Pierce, the District 61 incumbent, framed his record around protecting voting rights, opposing recent redistricting efforts and using legislative tools to blunt measures he called harmful. He told the audience he had offered an amendment to "unmask ICE" to require law enforcement to identify themselves, and described pushing amendments to force data centers to pay most of their own energy costs and to delay enforcement of Senate Bill 285 until regional treatment capacity exists. "We have to make sure that the data center people ... pay for their own power," Pierce said, arguing local governments must retain authority over land use and that public pressure can stop problematic bills.

Liliana Young, who serves on the Bloomington–Monroe County Human Rights Commission and identified herself as the challenger, positioned herself to the left of Pierce on many issues. She called for a near-term repeal of Senate Bill 285, which she described as "heinous and inhumane," and said she would seek amendments to reduce penalties and work with Bloomington officials to expand shelter capacity. On housing, she called for decommodifying housing and "state ownership of as much housing as possible" so units are not operated for profit.

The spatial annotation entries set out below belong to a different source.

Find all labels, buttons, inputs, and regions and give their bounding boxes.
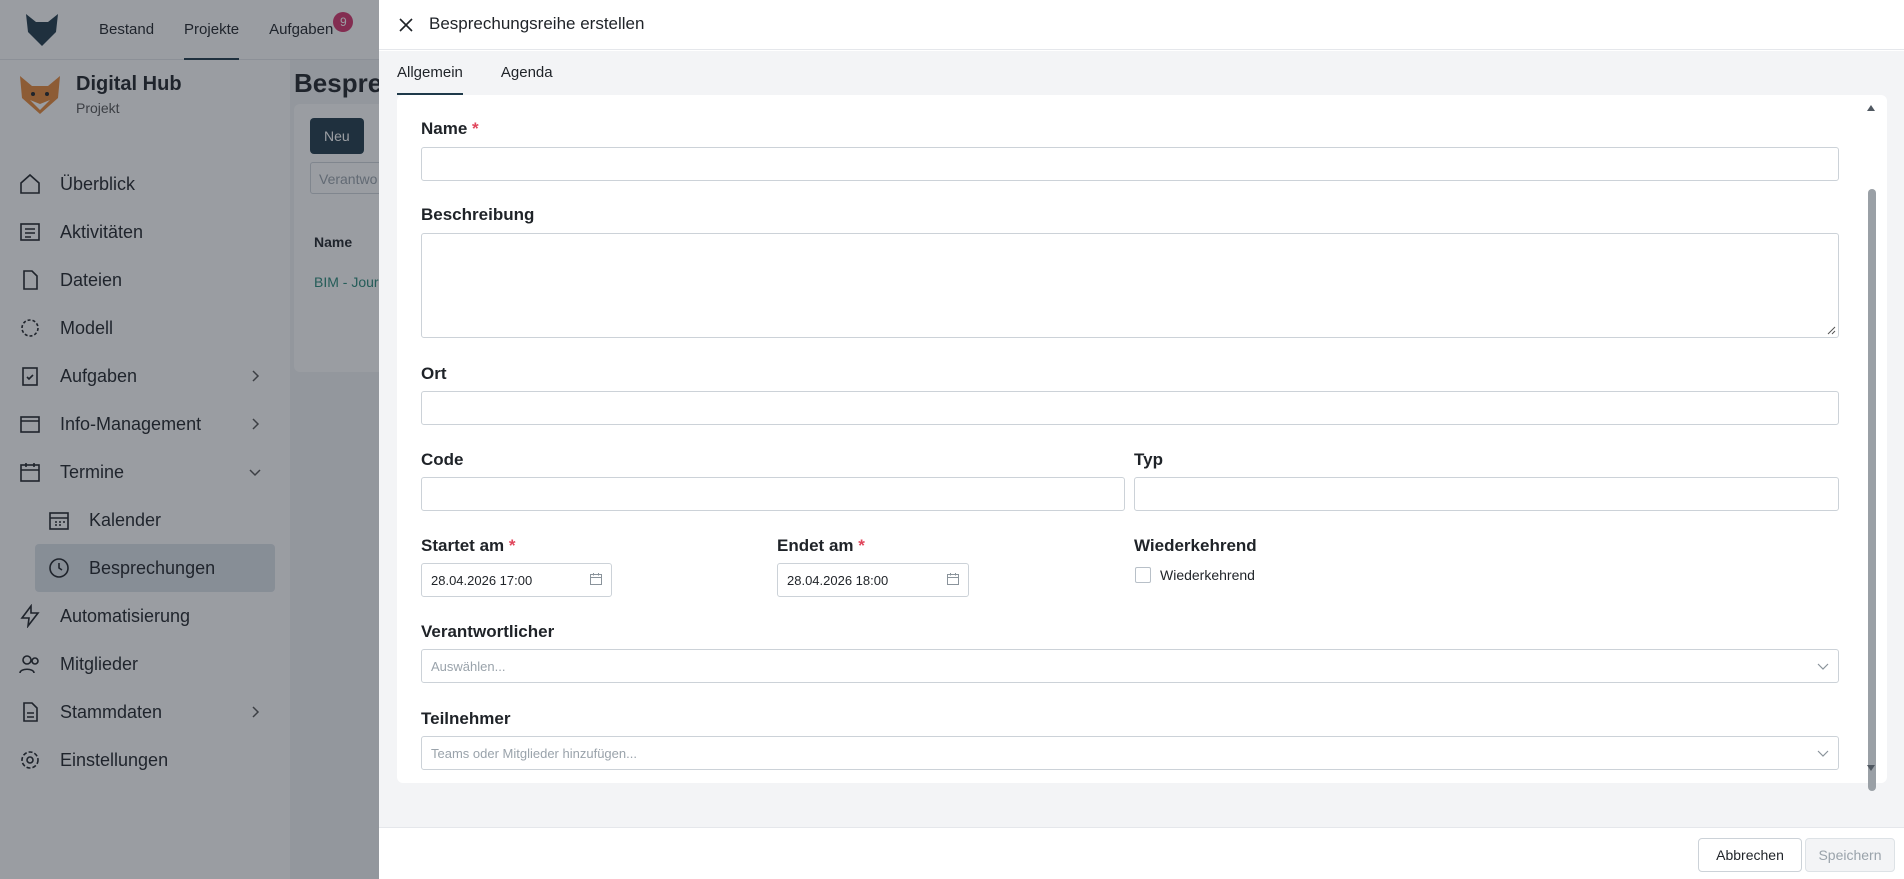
responsible-label: Verantwortlicher [421,622,555,641]
description-label: Beschreibung [421,205,535,224]
create-meeting-series-drawer: Besprechungsreihe erstellen Allgemein Ag… [379,0,1904,879]
description-textarea[interactable] [421,233,1839,338]
required-marker: * [508,536,516,555]
participants-select-placeholder: Teams oder Mitglieder hinzufügen... [431,746,637,761]
responsible-select[interactable]: Auswählen... [421,649,1839,683]
drawer-tabs: Allgemein Agenda [397,51,553,95]
code-input[interactable] [421,477,1125,511]
type-label: Typ [1134,450,1163,469]
scroll-up-icon[interactable] [1866,103,1876,113]
chevron-down-icon [1817,750,1829,757]
scrollbar-thumb[interactable] [1868,189,1876,791]
ends-date-value: 28.04.2026 18:00 [787,573,889,588]
participants-select[interactable]: Teams oder Mitglieder hinzufügen... [421,736,1839,770]
name-input[interactable] [421,147,1839,181]
starts-date-value: 28.04.2026 17:00 [431,573,533,588]
name-label-text: Name [421,119,468,138]
starts-label: Startet am * [421,536,516,556]
drawer-footer: Abbrechen Speichern [379,827,1904,879]
save-button[interactable]: Speichern [1805,838,1895,872]
chevron-down-icon [1817,663,1829,670]
cancel-button[interactable]: Abbrechen [1698,838,1802,872]
recurring-checkbox[interactable] [1135,567,1151,583]
code-label: Code [421,450,464,469]
ends-label-text: Endet am [777,536,854,555]
starts-label-text: Startet am [421,536,505,555]
responsible-select-placeholder: Auswählen... [431,659,506,674]
type-input[interactable] [1134,477,1839,511]
ends-date-input[interactable]: 28.04.2026 18:00 [777,563,969,597]
drawer-body: Allgemein Agenda Name * Beschreibung Ort… [379,51,1904,827]
drawer-title: Besprechungsreihe erstellen [429,14,645,33]
required-marker: * [472,119,479,138]
calendar-icon[interactable] [589,572,603,586]
tab-agenda[interactable]: Agenda [501,51,553,95]
participants-label: Teilnehmer [421,709,511,728]
calendar-icon[interactable] [946,572,960,586]
ends-label: Endet am * [777,536,865,556]
required-marker: * [858,536,865,555]
form-card: Name * Beschreibung Ort Code Typ Startet… [397,95,1887,783]
close-icon[interactable] [397,16,415,34]
tab-allgemein[interactable]: Allgemein [397,51,463,95]
name-label: Name * [421,119,479,139]
location-input[interactable] [421,391,1839,425]
resize-grip-icon[interactable] [1826,325,1836,335]
drawer-header: Besprechungsreihe erstellen [379,0,1904,50]
scroll-down-icon[interactable] [1866,763,1876,773]
starts-date-input[interactable]: 28.04.2026 17:00 [421,563,612,597]
recurring-checkbox-label[interactable]: Wiederkehrend [1160,567,1255,583]
location-label: Ort [421,364,447,383]
recurring-label: Wiederkehrend [1134,536,1257,555]
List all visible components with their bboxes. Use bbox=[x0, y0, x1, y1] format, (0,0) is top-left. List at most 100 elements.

On health care, Young advocated fully funding Medicaid and expanding coverage; on education she said she wants to dissolve school-voucher programs and return funds to public schools.

Both candidates said they would use public pressure and amendments to confront a likely Republican supermajority at the statehouse. Pierce emphasized his legislative experience and tactics — spotlighting bills, offering amendments and informing the public — while Young said she'd lean on daily press outreach, social media and on-the-ground organizing.

What happened next: The forum moved on after closing statements; the moderator announced a brief break before the congressional-candidate portion of the evening. No formal endorsements or votes were taken at the event.